NASA uses a lot of gold… It isn’t for jewelry or teeth; gold is actually used on a number of spacecrafts and other items sent outside of Earth. Despite the very expensive nature of gold, it has some great properties that make it a wonderful fit for the harsh environment of space.
Unlike tin, aluminum, copper, or other metals that are typically used in foil, gold foil is actually quite unique. Gold also serves a very important feature on many spacecraft which is that it provides a fantastic barrier to radiation. The atmosphere of Earth protects us from a lot of the harmful radiation from the sun and other things in outer space, but without that protective covering, humans are susceptible to high doses of radiation. Furthermore, without the protective atmosphere of Earth, machinery and instrumentation are affected by heat through radiation. Using gold as an insulator will ensure that equipment is functioning properly and kept at the right temperature.
Another great benefit of gold is that it does not tarnish or rust in the same way other metals do.
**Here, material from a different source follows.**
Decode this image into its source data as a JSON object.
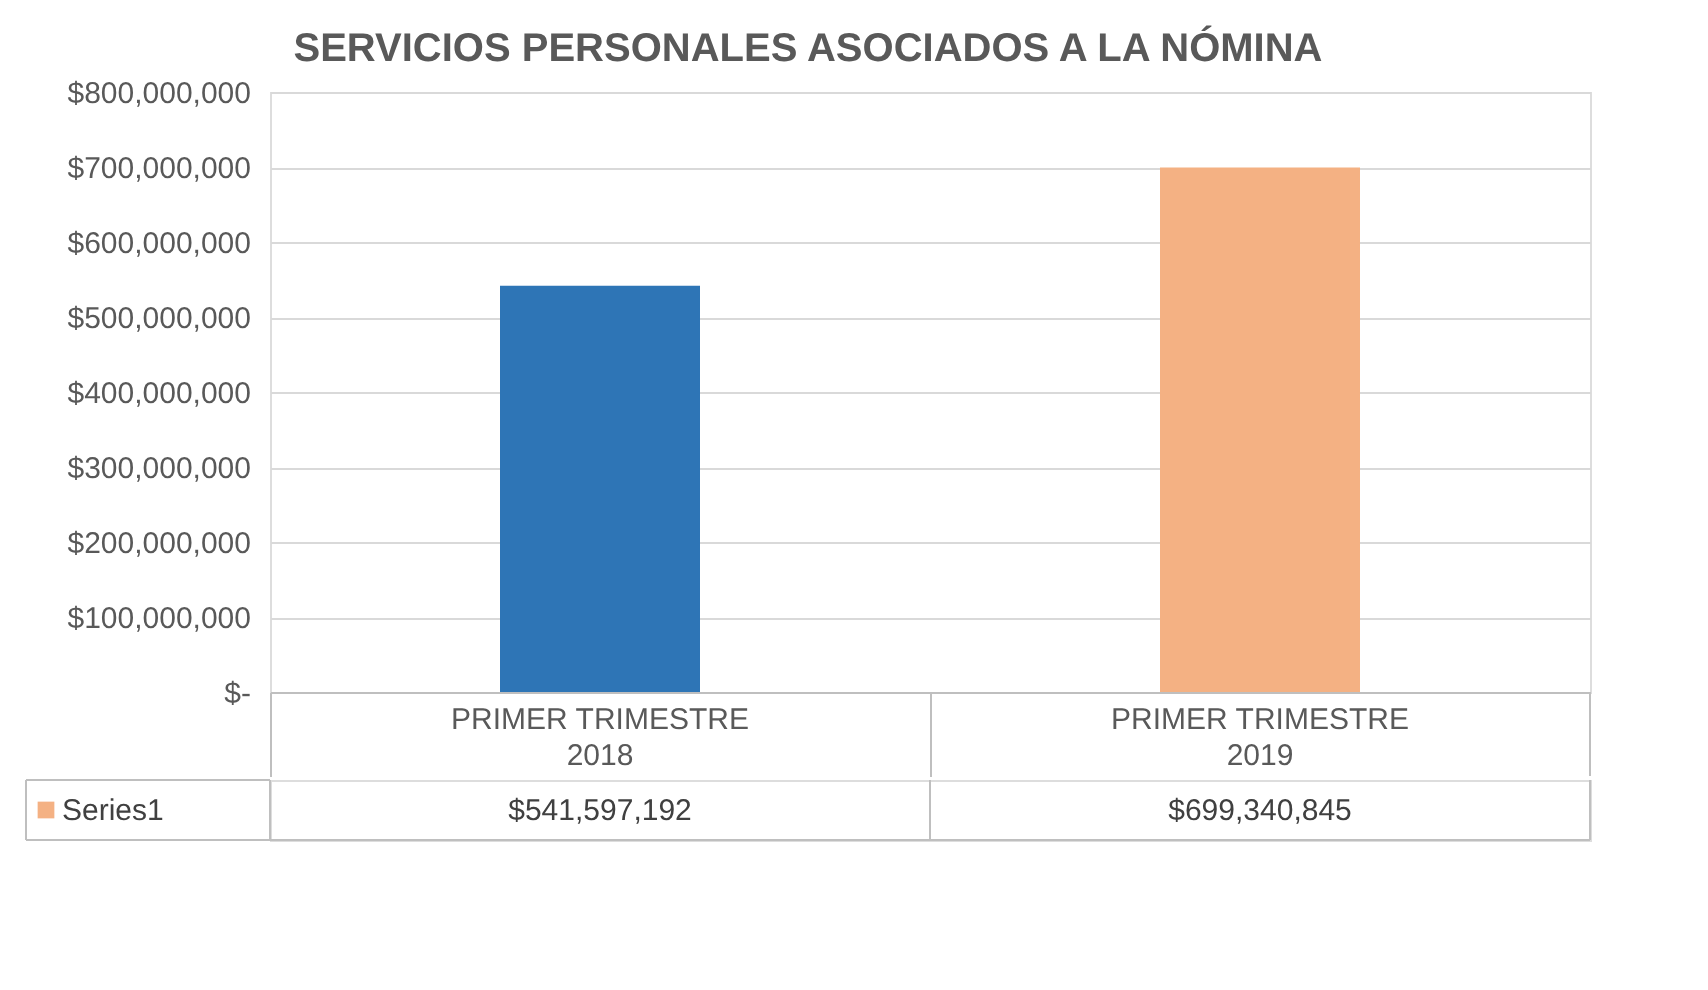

This means that gold doesn’t require a lot of upkeep or maintenance, which means the spacecraft may launch sooner. Gold is also much more malleable when stretched as compared to aluminum or copper, which makes it much easier to work with.
Lastly, gold is also used as a collection plate. Similar to the Petri dishes found used for cleanroom testing, scientists can see what types of particles hit the spacecraft while outside of Earth.
Just about everything that gets sent into space spends some time in a cleanroom. This ensures that machinery and electronics can be kept free of contamination and that we don’t send organisms from Earth to the universe. Furthermore, the gold is typically applied, tested and cleaned in the cleanroom.